Dylan Alcott says he missed childhood friends. With Support, Disabled Children Have Better Social Opportunities Today – The Conversation | Wonder Mind Kids

At a press conference last week, Paralympian Dylan Alcott recalled the pain of being a child with a disability.

“I didn’t have any friends when I was five,” the Australian of the Year told reporters. “I even got goose bumps.”

He said one of the positive aspects of the National Disability Insurance Scheme (NDIS) is that it has helped today’s young children make almost twice as many friendships. But how?

School is a crucial place to think about friendship for children with disabilities because, as research confirms, it is a place where all children learn to make and maintain friendships. Some studies suggest that schooling plays an even more important social role for students with disabilities than it does for normally developing children – with non-disabled students setting an example of appropriate behavior.

Friendships are important for children with disabilities – without them, children do not thrive in school, feel lonely and isolated. So how can we help some of our most vulnerable students make and maintain them?



Read more: Everyone is talking about NDIS – we spoke to participants and asked them how they can fix the problem


disability and social isolation

Alcott’s comments reflect what experts know about disability and social bonds. A study of English adults published last year shows: “Compared to the general population, people with disabilities have fewer friends, less social support and are more socially isolated”.

According to several studies, the quality of friendships is lower for many young people with disabilities compared to young people without disabilities. (The quality of friendship is measured by criteria including status as a peer, the variety of activities enjoyed together, and those activities being spontaneous rather than prearranged or programmed group events.) This reduces the quality of life.

Negative social attitudes towards disability reinforce this social disadvantage in schools and in our communities.

Although small strides have been made in Australia to address these ingrained attitudes in the school system, they still persist, as demonstrated at the Disability Royal Commission’s public hearing on education in 2020.

At the 2020 hearing, students with disabilities reported losing access to friendships and learning when expelled from school and sitting at home. Once locked out, students have even fewer opportunities for social interactions and friendships.

“I would have liked to have had the NDIS,” Alcott told reporters.
AAP picture/Lukas Coch

Friendship is about access

My own research shows how students with disabilities are grossly overrepresented among the children who typically drop out or are suspended because of their behavior – and what could be done to address this issue.

A more subtle problem is the lackluster or symbolic application of educational integration strategies. Well-meaning policies applied without considering a child’s social needs mean a child could be? physically present in the classroom of a regular school but without class friendships or experience of the broader social life of the school.

Advocates point out that true inclusion is about children’s access to friendships and social opportunities with and without disabilities? may not have been considered or encountered something else.

And decades of international research have found that strong friendships mean young people are less likely to develop aggressive behavior or mental illness. This finding is particularly important for children and adolescents with a disability, who may be at increased risk of severe psychological distress.



Read more: Mental stress is much worse for people with disabilities, and many healthcare professionals don’t know how to help


Creating moments, addressing problems

The finding that NDIS participation fosters friendships shows that with sufficient support and adequate funding, social success is achievable.

Parents, teachers, school leaders, and concerned community members can also help. Parents play a key role in developing friendships between children by providing opportunities for children with and without disabilities to bond in groups or individually.
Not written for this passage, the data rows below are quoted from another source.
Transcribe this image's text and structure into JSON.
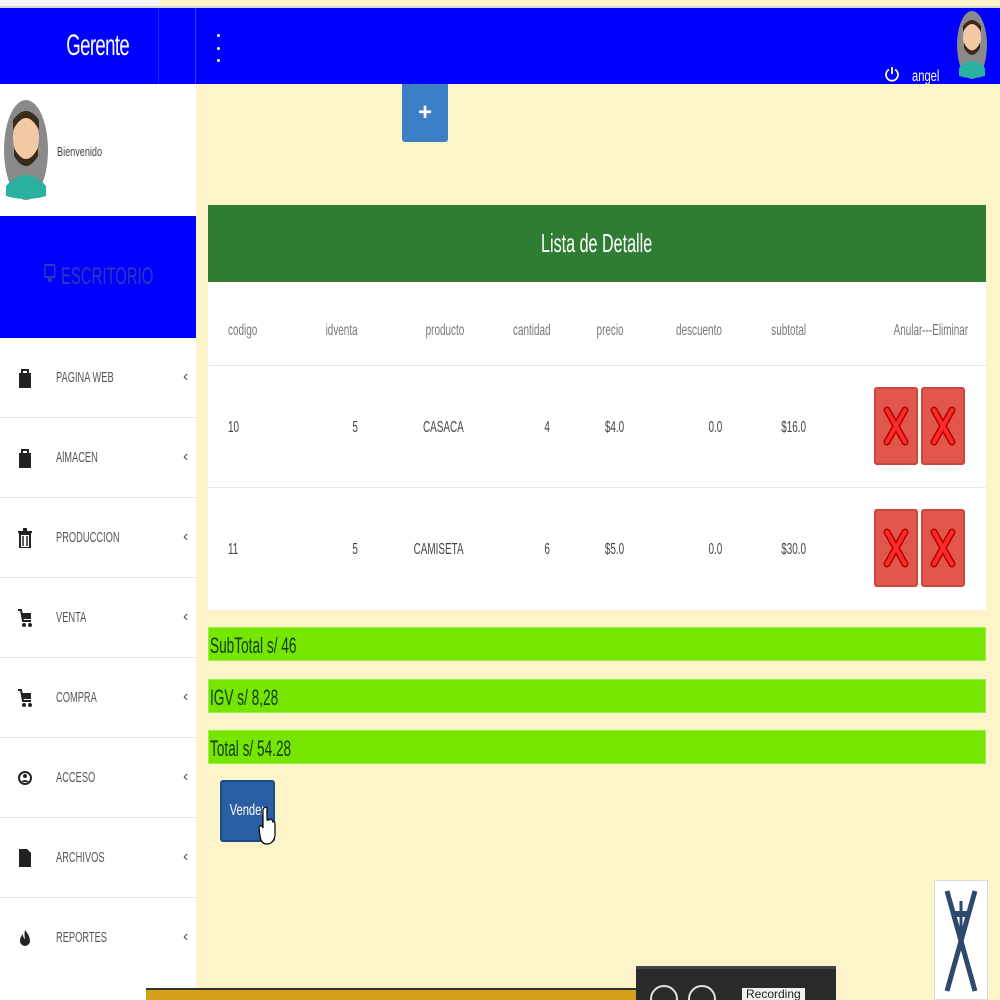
{
  "app": {
    "brand": "Gerente",
    "user_name": "angel"
  },
  "sidebar": {
    "welcome": "Bienvenido",
    "desk_label": "ESCRITORIO",
    "items": [
      {
        "label": "PAGINA WEB",
        "icon": "bag-icon"
      },
      {
        "label": "AlMACEN",
        "icon": "bag-icon"
      },
      {
        "label": "PRODUCCION",
        "icon": "trash-icon"
      },
      {
        "label": "VENTA",
        "icon": "cart-icon"
      },
      {
        "label": "COMPRA",
        "icon": "cart-icon"
      },
      {
        "label": "ACCESO",
        "icon": "user-circle-icon"
      },
      {
        "label": "ARCHIVOS",
        "icon": "file-icon"
      },
      {
        "label": "REPORTES",
        "icon": "fire-icon"
      }
    ]
  },
  "toolbar": {
    "add_label": "+"
  },
  "detail": {
    "title": "Lista de Detalle",
    "columns": [
      "codigo",
      "idventa",
      "producto",
      "cantidad",
      "precio",
      "descuento",
      "subtotal",
      "Anular---Eliminar"
    ],
    "rows": [
      {
        "codigo": "10",
        "idventa": "5",
        "producto": "CASACA",
        "cantidad": "4",
        "precio": "$4.0",
        "descuento": "0.0",
        "subtotal": "$16.0"
      },
      {
        "codigo": "11",
        "idventa": "5",
        "producto": "CAMISETA",
        "cantidad": "6",
        "precio": "$5.0",
        "descuento": "0.0",
        "subtotal": "$30.0"
      }
    ]
  },
  "totals": {
    "subtotal": "SubTotal s/ 46",
    "igv": "IGV s/ 8,28",
    "total": "Total s/ 54.28"
  },
  "actions": {
    "sell_label": "Vender"
  },
  "recorder": {
    "label": "Recording"
  },
  "colors": {
    "topbar": "#0000ff",
    "panel_header": "#2e7d32",
    "totals_bar": "#76e600",
    "delete_button": "#e2574c",
    "content_bg": "#fdf5c9"
  }
}
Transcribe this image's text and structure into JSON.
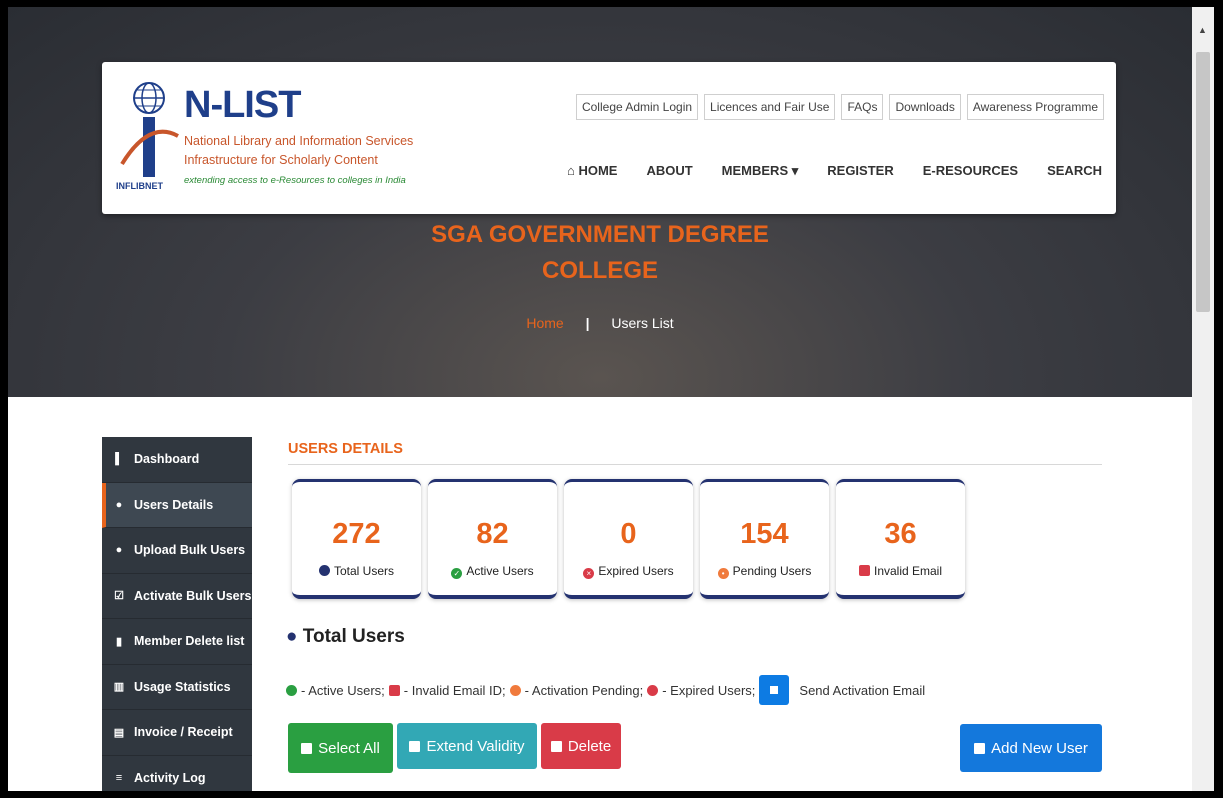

Two children with animal masks
The quality of friendship is measured in part by the variety of activities children engage in together.
Pexel, CC BY

Adults can point to segregation, discrimination and cultures of low expectations lurking in school systems.

Children with disabilities can be enabled to participate in all aspects of broader social school life that interest them. Non-disabled students may have negative biases toward children with disabilities, which can prevent relationships. Resources like ABC’s You Can’t Ask That book can be used in schools to help combat stereotyping.

Students with disabilities are often subject to bullying. Effective school-wide anti-bullying programs are essential to help them maintain positive relationships. The government’s Bullying No Way program is a good example.

Friendships can present unique challenges for children with autism, but providing explicit instruction about social rules among the neurotypical can be helpful. There are research-based specialist programs. Foster groups can provide children with targeted support to build and maintain relationships.

The benefits of friendships and strong social inclusion for children and young people with disabilities are compelling. As a society, we should do everything we can to prevent some of the most vulnerable in our communities from falling into lonely and isolated lives.